Contact the Police & Seek Medical Assistance
Regardless of the inherent complexity in an accident with an underage driver, your injuries and well-being are still most important to protect. A 911 call will bring both police and paramedics to the scene, and tending to the underage driver and their individual well-being will be handled by the police. It is not your responsibility to call the parents of the minor and notify them of the incident.
Document The Scene Of The Accident
If you are equipped to do so, the injury lawyers at Dan Davis Law strongly suggest documenting the scene of the accident with pictures to help your case tremendously. Insurance companies often battle to underpay a car accident victim, or even negate responsibility entirely, and evidence can serve as an irrefutable component of your case. You deserve to recover the maximum compensation available to you, for emotional and physical damages alike, and being proactive at the scene of an accident can help you to do that. Document both cars, your location, debris on the road, and even your injuries on the scene.

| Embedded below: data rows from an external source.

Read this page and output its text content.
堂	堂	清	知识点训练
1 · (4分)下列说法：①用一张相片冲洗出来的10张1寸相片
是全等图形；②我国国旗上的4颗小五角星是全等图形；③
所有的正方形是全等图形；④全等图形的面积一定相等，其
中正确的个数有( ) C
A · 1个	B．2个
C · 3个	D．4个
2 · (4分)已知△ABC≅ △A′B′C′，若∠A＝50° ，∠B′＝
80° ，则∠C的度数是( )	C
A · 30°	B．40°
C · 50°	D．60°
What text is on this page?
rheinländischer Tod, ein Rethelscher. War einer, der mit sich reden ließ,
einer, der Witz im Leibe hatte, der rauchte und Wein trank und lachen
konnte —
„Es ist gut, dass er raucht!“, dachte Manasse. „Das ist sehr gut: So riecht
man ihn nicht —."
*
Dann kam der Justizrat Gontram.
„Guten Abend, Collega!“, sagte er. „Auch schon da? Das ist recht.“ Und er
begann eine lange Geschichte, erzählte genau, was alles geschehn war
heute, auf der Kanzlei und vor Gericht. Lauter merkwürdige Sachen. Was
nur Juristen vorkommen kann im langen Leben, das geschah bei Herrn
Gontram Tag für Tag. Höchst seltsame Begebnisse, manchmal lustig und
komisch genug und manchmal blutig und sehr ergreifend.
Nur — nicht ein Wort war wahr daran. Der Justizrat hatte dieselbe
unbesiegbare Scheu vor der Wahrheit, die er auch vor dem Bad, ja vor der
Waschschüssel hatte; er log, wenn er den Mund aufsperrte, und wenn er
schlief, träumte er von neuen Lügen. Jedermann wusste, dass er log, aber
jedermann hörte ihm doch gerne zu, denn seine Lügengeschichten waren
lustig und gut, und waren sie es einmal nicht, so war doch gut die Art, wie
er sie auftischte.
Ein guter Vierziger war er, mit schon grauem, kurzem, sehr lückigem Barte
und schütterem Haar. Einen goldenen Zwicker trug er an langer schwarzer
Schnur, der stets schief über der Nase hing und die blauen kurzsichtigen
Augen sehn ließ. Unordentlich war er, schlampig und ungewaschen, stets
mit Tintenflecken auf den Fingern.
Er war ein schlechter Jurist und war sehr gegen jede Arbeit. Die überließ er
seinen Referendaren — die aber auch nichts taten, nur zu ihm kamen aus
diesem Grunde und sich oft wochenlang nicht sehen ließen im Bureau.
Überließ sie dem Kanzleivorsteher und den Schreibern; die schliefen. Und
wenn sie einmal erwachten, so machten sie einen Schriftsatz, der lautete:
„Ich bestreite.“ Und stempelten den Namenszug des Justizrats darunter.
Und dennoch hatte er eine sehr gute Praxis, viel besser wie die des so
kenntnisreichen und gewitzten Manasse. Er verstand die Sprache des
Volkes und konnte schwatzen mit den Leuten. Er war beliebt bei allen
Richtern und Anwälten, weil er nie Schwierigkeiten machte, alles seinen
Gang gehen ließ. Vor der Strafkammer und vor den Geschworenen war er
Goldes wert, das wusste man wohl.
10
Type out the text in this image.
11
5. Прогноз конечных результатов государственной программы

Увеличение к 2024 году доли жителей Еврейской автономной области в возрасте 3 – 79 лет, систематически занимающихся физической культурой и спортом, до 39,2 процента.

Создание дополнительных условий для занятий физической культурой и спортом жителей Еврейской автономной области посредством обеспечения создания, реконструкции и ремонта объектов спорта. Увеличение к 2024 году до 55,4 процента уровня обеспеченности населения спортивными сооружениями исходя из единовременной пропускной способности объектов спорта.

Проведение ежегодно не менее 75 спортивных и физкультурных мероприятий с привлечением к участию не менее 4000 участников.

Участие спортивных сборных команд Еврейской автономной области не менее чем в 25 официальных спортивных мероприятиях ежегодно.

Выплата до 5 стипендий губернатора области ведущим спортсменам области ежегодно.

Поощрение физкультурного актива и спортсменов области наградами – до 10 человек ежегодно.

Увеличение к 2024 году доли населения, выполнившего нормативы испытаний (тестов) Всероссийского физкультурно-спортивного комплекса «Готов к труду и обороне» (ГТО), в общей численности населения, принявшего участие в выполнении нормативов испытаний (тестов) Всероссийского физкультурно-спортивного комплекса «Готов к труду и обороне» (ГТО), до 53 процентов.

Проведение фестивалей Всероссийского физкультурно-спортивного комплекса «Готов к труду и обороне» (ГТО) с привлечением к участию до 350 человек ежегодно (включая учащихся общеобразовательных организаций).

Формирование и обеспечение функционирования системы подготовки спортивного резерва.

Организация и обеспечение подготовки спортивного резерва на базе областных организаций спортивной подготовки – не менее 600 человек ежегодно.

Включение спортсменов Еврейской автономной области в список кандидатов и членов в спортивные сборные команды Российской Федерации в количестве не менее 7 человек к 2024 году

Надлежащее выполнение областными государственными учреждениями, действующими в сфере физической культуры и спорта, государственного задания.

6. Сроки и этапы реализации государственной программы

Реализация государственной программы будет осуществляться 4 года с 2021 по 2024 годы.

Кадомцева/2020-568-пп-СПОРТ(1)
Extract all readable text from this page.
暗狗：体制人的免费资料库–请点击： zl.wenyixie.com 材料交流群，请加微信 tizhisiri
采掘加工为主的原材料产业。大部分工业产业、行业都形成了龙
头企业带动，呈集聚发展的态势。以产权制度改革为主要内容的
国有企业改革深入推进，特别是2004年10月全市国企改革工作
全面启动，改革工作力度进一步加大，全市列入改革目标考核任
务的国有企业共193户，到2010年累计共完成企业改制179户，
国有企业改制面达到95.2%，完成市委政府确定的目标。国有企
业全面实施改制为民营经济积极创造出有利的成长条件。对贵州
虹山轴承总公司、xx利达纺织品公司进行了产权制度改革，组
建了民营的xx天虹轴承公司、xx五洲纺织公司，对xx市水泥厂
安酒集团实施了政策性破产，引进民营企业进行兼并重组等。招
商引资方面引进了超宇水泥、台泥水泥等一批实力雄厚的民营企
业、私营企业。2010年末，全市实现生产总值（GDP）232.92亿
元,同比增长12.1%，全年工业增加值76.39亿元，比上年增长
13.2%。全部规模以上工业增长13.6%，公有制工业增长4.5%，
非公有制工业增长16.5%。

Obtain Correct Information Of The Underage Driver
Presuming that the underage driver isn’t going to try and lie their way out of the situation, it is critical that you collect their real information. Typically, this includes their real age, address, phone number, car and license plate, and in this case, their parent’s information. On the off chance that the underage driver is unwilling to provide you with this information, you should wait for the police and ask them for whatever information they were able to obtain.
Contact Your Insurance
As soon as possible after the accident you should be trying to get in touch with your insurance company. The sooner the better, with most insurance policies stating that you have to report the accident to them within the first 24 hours of it occurring. Even if you feel pressured to wait for the underage driver to figure something out to better the situation, unfortunately, it is not in your best interest to do so. Delaying to speak to your insurance about the situation may decrease the coverage available to you and make you look bad in the eyes of your carrier.
What Will Happen To The Driver?
Depending on the exact circumstances, at the end of the day, the underage driver will have committed a crime. In serious cases, auto theft attorneys at Banks & Brower mention that if a child takes their parent’s car, they could be prosecuted for auto theft if the parents are to press charges. In cases where the parents give the child permission to drive, the parents of the underage driver might be held responsible for their negligence. In most cases, the parents will usually be held vicariously liable for the actions and damages caused by their children, and will become financially responsible for the consequences. The driver may also be held legally accountable for their actions and face hefty fines, jail time, and more.